As LGBTQ pride celebrations in the U.S. reach a crescendo this month, I’ve been reflecting on my life as a gay man—and the fact that this summer marks 20 years since I embarked on a then-unlikely career in healthcare communications. These two strands of my life are absolutely connected: in fact, being out led me to my career path, a journey that I find more exciting than ever.

I came out after arriving for college at the University of Texas from my small hometown in East Texas. In the tolerant environment of Austin, I was able to be unreservedly honest about who I was for the first time.

While attending UT, one of my seminal experiences was working as an intern at an organization now called Equality Texas, where I cut my teeth writing press releases and crafting media strategies for both mainstream media outlets and gay community publications.

Shortly thereafter, I began pursuing entry-level positions at PR agencies in New York. I wasn’t particularly interested in healthcare communications, but while interviewing with a leading agency’s healthcare practice, I was intrigued by the opportunity to work on a client account focused on HIV treatments. And the people with whom I interviewed saw my experience working with the gay press as an asset. They made me an offer, which I didn’t hesitate to accept, and I moved to New York.

I settled in to the job and immediately felt in my element. I was thrilled to support the work of scientists and physicians and by the feeling that we were participating in social conversations that really mattered.

I continue to believe that the advances in HIV treatment demonstrate the best of what is possible when the biopharmaceutical industry focuses on big problems and innovates relentlessly. However, because we’ve been living in a golden era of HIV treatment for over two decades, it’s easy to take such incredible medical progress for granted. But it’s only through the focused efforts of the biopharma industry—together with the trailblazing work of the pioneering HIV activists who created the modern paradigm for patient advocacy—that HIV-positive people now can expect a normal lifespan.

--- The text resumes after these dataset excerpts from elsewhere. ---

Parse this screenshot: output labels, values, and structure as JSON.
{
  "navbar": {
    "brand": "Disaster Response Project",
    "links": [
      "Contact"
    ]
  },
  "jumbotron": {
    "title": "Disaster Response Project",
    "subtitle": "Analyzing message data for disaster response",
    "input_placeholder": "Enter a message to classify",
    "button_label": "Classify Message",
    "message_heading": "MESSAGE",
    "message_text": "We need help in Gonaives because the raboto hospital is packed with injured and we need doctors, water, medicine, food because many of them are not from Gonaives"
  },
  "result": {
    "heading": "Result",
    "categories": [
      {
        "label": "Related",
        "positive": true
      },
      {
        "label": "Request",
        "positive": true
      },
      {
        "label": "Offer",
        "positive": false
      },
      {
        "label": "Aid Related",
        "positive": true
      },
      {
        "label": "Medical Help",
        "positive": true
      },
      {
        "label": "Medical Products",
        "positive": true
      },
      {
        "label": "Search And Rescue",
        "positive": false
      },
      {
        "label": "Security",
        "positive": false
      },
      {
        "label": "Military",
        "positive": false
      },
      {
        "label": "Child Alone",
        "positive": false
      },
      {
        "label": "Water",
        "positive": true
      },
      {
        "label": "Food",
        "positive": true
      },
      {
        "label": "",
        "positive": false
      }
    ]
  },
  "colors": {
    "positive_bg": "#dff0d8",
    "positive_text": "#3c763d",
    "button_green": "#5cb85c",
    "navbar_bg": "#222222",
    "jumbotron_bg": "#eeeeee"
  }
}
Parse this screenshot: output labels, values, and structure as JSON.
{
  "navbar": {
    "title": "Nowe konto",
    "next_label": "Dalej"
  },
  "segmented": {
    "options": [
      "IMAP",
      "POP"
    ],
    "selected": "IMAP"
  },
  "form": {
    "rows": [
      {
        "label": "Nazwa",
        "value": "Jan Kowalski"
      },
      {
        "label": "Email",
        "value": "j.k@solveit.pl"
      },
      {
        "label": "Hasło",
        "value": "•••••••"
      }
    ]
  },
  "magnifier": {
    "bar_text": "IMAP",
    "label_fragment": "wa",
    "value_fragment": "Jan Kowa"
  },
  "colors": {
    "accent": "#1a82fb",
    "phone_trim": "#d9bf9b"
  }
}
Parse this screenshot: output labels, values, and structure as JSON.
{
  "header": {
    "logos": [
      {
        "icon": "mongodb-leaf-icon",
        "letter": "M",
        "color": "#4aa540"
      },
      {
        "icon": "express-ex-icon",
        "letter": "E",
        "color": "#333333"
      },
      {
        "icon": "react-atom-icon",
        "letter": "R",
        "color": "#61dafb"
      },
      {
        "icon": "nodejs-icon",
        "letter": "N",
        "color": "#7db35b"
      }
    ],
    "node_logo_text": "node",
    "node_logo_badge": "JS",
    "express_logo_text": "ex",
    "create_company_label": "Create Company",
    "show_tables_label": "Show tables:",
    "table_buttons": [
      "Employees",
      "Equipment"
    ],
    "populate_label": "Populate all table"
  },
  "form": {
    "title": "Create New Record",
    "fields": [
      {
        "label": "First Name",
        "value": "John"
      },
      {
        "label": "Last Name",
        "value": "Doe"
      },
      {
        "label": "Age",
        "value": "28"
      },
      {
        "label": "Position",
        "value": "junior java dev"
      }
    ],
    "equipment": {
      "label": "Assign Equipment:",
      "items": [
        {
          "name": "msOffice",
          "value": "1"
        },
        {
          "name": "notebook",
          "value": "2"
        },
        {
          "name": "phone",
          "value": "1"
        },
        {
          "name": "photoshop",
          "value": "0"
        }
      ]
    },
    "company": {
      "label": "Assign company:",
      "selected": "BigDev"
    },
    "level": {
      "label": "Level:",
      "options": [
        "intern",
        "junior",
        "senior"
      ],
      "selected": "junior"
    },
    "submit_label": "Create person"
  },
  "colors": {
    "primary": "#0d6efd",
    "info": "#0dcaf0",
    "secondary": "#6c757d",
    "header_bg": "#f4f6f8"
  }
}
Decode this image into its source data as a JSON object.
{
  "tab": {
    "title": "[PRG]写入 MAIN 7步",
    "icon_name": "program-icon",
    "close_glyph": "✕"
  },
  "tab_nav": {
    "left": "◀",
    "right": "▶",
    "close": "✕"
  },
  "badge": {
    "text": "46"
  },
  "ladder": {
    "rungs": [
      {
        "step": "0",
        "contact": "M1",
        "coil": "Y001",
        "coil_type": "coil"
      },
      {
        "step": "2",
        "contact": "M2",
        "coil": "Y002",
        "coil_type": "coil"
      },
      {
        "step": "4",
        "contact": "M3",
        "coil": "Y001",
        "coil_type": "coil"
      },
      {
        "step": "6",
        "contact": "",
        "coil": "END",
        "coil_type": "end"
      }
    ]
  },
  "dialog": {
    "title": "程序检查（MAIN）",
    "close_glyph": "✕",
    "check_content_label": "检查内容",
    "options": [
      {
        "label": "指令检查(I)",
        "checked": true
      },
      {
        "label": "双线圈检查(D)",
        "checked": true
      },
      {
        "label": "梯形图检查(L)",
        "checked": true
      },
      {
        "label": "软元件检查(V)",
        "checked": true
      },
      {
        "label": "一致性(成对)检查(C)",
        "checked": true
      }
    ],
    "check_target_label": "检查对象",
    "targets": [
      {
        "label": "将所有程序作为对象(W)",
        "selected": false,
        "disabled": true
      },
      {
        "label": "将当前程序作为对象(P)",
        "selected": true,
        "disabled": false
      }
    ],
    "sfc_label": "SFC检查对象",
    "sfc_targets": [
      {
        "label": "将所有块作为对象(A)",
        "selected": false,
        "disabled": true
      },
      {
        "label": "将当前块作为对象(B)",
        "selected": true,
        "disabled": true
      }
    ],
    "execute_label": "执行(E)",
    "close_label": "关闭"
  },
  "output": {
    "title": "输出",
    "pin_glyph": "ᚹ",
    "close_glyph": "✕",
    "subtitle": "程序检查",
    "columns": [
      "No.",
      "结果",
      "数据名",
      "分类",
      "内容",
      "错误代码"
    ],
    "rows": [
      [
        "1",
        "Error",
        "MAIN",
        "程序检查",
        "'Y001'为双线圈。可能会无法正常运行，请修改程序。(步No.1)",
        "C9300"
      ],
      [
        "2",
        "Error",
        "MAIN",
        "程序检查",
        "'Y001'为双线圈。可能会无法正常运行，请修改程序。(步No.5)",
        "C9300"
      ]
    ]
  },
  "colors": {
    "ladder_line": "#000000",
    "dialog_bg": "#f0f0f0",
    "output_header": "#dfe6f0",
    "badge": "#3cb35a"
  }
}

Since the day I started my first job in healthcare communications, I’ve always been open in a matter-of-fact way about my sexuality. I feel lucky that I’ve found a line of work in which I’ve never had to hide who I am, and in three important ways it has facilitated my success:

1) It’s helped me create more authentic connections with people. Business is built on relationships, but nowhere is that more true than in the communications field. When you can forge relationships with colleagues based on a depth of openness and respect, it creates a well of trust that can last the course of a career.

2) I’m able to view healthcare from a place of empathy for people who are vulnerable. Although society has made much social progress when it comes to recognition and rights for gay people, our community still suffers from marginalization and discrimination. As a gay man, I’m able to put myself in the shoes of people who find themselves on the outside looking in.

3) I understand how impactful the patient voice can be. With W2O’s collective work across a wide variety of disease states, I’ve had the opportunity to become invested in many areas beyond HIV/AIDS. I continue to most enjoy working in spaces in which the patient voice is strong and thinking about how to most effectively speak to, and engage patients in, their own care. I’ve helped introduce exciting and life-enabling medical innovations and worked directly with patients in numerous therapeutic categories, including cancer, multiple sclerosis, hepatitis C, and rare diseases—to name a few.

For me, being proud means having an integrated life in which I can be exactly who I am, always. I’m grateful that it’s led me on a career path of which I am similarly proud.